Screening for cardiovascular disease is one of the most important evaluations in prospective KTR. Screening is often limited to coronary artery disease (CAD) and occasionally uncovers significant disease necessitating treatment.[9],[10] The emphasis on CAD evaluation pretransplant is reflective of its significance vis-à-vis posttransplant mortality.[11] However, the presence of untreated significant CAD does not completely explain posttransplant cardiovascular mortality. The presence of vascular calcification is actually not only suggestive of significant CAD but also of ongoing inflammation.[12] Despite its significance, the evaluation of vascular calcification is not advised routinely. The only investigation which is done is the iliofemoral Doppler.

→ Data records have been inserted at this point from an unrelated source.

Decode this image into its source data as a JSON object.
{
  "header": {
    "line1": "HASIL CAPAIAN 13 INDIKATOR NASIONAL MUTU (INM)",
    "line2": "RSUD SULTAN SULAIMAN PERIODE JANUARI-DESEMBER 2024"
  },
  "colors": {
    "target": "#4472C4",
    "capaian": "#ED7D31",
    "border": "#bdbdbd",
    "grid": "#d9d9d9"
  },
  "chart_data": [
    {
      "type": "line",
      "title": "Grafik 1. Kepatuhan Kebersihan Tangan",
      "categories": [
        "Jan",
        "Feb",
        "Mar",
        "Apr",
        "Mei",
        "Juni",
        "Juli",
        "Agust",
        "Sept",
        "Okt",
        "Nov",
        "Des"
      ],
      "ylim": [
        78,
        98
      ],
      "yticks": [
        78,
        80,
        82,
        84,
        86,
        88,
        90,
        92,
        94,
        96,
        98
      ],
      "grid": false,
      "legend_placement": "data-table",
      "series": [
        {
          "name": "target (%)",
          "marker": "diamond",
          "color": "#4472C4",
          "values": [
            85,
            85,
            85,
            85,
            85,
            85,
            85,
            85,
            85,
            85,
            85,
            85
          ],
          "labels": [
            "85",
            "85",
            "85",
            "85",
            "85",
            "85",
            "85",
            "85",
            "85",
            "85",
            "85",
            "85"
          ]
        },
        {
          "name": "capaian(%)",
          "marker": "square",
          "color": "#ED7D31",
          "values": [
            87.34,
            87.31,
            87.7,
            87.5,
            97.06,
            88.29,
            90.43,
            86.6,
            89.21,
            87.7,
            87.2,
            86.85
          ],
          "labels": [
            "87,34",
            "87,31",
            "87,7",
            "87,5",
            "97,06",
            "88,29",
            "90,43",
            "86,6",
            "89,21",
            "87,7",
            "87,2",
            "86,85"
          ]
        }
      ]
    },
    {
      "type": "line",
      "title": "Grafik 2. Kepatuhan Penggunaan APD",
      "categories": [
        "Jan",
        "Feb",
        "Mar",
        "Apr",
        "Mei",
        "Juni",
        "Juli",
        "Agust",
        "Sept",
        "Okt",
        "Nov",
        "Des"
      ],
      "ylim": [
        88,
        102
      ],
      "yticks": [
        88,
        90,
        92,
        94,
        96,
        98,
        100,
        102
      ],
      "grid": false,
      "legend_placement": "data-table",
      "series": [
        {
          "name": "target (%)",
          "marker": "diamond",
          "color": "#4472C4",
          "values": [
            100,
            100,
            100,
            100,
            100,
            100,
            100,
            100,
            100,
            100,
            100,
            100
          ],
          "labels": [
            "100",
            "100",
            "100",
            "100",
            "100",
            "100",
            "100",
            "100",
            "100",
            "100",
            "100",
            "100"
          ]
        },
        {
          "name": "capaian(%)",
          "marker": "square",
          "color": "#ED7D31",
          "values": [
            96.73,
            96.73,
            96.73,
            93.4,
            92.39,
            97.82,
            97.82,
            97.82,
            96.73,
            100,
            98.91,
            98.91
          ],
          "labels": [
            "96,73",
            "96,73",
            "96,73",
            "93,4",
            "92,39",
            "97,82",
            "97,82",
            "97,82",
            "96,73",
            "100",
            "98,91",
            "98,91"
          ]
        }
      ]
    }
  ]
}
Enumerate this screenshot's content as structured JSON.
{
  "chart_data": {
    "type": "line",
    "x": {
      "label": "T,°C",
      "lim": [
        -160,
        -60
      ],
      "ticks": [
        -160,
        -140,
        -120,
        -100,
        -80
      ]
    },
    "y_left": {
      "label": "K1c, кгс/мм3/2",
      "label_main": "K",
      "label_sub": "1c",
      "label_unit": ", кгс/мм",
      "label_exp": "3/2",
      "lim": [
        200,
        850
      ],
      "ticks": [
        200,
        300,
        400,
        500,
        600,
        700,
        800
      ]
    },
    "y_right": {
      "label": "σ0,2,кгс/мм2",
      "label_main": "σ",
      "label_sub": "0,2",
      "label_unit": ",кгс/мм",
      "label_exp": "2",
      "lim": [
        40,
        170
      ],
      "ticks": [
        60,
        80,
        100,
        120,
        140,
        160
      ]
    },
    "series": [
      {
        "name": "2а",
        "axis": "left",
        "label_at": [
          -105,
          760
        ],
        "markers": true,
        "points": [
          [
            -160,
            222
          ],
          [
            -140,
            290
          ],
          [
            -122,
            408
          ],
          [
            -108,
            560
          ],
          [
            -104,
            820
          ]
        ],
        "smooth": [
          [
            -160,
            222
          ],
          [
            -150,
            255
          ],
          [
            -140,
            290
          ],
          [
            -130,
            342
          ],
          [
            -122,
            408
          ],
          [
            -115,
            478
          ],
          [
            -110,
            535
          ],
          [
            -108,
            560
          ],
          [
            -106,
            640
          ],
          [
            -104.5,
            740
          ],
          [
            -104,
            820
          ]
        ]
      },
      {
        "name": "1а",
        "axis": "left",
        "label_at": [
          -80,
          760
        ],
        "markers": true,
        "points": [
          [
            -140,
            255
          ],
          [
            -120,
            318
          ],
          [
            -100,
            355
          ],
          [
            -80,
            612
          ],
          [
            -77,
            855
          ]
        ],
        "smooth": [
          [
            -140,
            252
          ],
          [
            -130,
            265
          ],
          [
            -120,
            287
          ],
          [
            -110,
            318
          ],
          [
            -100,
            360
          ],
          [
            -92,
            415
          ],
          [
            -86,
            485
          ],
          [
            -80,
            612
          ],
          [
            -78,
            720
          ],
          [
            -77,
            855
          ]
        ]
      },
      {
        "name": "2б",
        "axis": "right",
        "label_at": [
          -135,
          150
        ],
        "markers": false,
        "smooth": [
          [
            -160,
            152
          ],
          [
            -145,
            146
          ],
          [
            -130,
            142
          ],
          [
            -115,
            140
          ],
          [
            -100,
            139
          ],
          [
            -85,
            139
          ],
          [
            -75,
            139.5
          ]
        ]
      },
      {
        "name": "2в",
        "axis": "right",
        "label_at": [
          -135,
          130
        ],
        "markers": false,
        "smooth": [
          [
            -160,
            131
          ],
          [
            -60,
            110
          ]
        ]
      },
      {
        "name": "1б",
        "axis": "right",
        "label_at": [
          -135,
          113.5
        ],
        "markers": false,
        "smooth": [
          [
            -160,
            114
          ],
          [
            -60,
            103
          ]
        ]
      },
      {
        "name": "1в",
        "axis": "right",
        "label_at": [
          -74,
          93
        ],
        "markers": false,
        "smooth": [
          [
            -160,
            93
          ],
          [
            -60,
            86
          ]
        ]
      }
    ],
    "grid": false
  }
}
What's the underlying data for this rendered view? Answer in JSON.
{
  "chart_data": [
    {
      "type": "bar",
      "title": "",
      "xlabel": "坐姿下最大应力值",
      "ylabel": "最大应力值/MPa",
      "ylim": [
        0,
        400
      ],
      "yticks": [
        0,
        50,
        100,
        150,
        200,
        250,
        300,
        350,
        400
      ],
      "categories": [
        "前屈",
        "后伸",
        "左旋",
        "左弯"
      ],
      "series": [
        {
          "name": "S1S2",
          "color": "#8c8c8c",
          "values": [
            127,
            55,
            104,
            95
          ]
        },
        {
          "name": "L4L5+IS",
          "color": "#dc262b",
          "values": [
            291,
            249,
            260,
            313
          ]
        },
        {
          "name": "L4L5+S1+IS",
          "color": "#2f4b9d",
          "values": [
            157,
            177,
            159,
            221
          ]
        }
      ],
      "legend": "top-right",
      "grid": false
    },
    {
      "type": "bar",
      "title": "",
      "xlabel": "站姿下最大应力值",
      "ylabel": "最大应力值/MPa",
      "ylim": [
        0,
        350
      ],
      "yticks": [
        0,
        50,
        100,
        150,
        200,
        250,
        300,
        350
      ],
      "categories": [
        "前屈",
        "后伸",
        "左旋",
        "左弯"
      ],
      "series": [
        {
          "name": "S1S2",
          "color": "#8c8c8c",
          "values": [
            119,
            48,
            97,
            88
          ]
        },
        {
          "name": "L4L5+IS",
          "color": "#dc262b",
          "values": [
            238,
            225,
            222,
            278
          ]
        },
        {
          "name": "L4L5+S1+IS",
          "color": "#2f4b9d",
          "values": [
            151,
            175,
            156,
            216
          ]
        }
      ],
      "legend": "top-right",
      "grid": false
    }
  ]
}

We have presented a case earlier wherein iliofemoral Doppler did not accurately detect vascular calcification and the surgical team had difficulty during anastomosis.[13] This case also illustrates the pitfalls of a negative iliofemoral Doppler. A CT scan of the abdomen showing extensive aortic calcification might have alerted us about progressive allograft vascular compromise. Not only that, the presence of extensive vascular calcification in a high-risk transplant candidate might have changed our decision regarding transplantation.

  Conclusions Top

High-risk transplant recipients should not only be evaluated for atherosclerotic cardiovascular disease, but abdominal vascular calcification should also be looked into. Extensive vascular calcification can hinder surgical anastomosis. In extensive cases of aortic calcification, the physician should be aware of risk of excessive cardiovascular mortality. Aortic vascular stiffness may also have an impact on allograft perfusion.

Declaration of patient consent

The authors certify that they have obtained all appropriate patient consent forms. In the form, the patient has given his consent for his images and other clinical information to be reported in the journal. The patient understands that his name and initials will not be published and due efforts will be made to conceal identity, but anonymity cannot be guaranteed.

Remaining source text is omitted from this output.